Written by: Andy Wilcoxson

It has been thirteen years since the end of the Bosnian war and prosecutors at The Hague Tribunal still haven't decided what the indictment against former Bosnian-Serb president Radovan Karadžić will look like. However, remarks made by the Prosecution's senior trial attorney, Alan Tieger, at a pre-trial hearing last Friday cast serious doubt on the fairness of the upcoming trial.

Mr. Tieger explained that the Prosecution was going to amend the eight-year-old indictment against Karadžić "in light of both the evolving jurisprudence, evolving procedures, and the adjudicated facts". He said that an amended indictment would likely be submitted to the Tribunal by the end of September.

It follows from Mr. Tieger's remarks that the Prosecution intends to rely on facts adjudicated in other trials as a means to convict Karadžić. The significance of this strategy was not lost on the Accused, Karadžić told the pre-trial judge "I won't agree to adjudicated facts if they have not been proved in these proceedings."

If this Trial Chamber accepts facts adjudicated in other trials as facts, then Karadžić has been convicted before his trial has even begun.

The Tribunal's judgment against former Bosnian-Serb parliament speaker Momčilo Krajišnik says, "The Chamber finds that the Joint Criminal Enterprise of which the Accused was a member consisted of persons ... including, but not limited to, the Accused [and] Radovan Karadžić ... the common objective of the enterprise [was] the permanent removal, by force or other means, of Bosnian Muslim, Bosnian Croat or other non-Serb inhabitants from large areas of Bosnia and Herzegovina through the commission of crimes ... The Chamber finds that the above allegations have been proven ... The Bosnian-Serb leadership wanted to ethnically recompose the territories under its control by expelling and thereby drastically reducing the proportion of Bosnian Muslims and Bosnian Croats living there."

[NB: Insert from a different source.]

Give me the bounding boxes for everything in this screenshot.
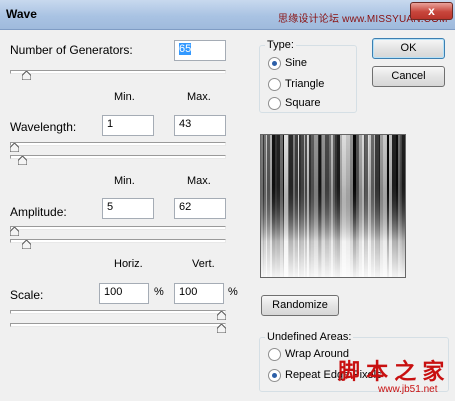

As far as the Tribunal is concerned, the findings made in the Krajišnik judgment are adjudicated facts. If they are accepted as such in the Karadžić trial, then a guilty verdict is a foregone conclusion. There can't be any talk of a fair trial if findings from the Krajišnik trial and other trials are accepted as facts by the Karadžić trial chamber. Those findings were made in the context of trial proceedings where Karadžić had no opportunity to present evidence in his defense.

The Tribunal's previous verdicts will place the Trial Chamber under immense pressure to convict Karadžić. The Tribunal has already handed down judgments against several persons, besides Krajišnik, where Karadžić is identified as the ringleader of a Joint Criminal Enterprise to commit genocide and ethnically cleanse Bosnian-Serb territory of Croats and Muslims. A not guilty verdict for Karadžić would undermine convictions handed down in several previous trials at the Tribunal.

The judges appointed to try Karadžić may have an interest in seeing him convicted to protect their findings from earlier trials. Alfons Orie, the first pre-trial Judge in these Karadžić proceedings, was the Presiding Judge in the Krajišnik trial. How anxious would someone in his position be to acquit Karadžić after the things he wrote about him in the Krajišnik judgment?

Even though the Prosecution hasn't decided on the final indictment, Karadžić was expected to go through the pageantry and plead to the old indictment, which the Prosecutor has no intention of using anyway.

Karadzic refused to participate in the farce and said, "I will not plead in line with my standpoint as regards this court." When the pre-trial judge entered not guilty pleas on his behalf he retorted, "I would rather hear you say that at the end of the trial than at the beginning." 

The next hearing will be a status conference scheduled for the 17th of September at 2:15 in the afternoon, a discussion of Karadzic's claim that his life in jeopardy because of an agreement that he made with Richard Holbrooke in 1996 is expected.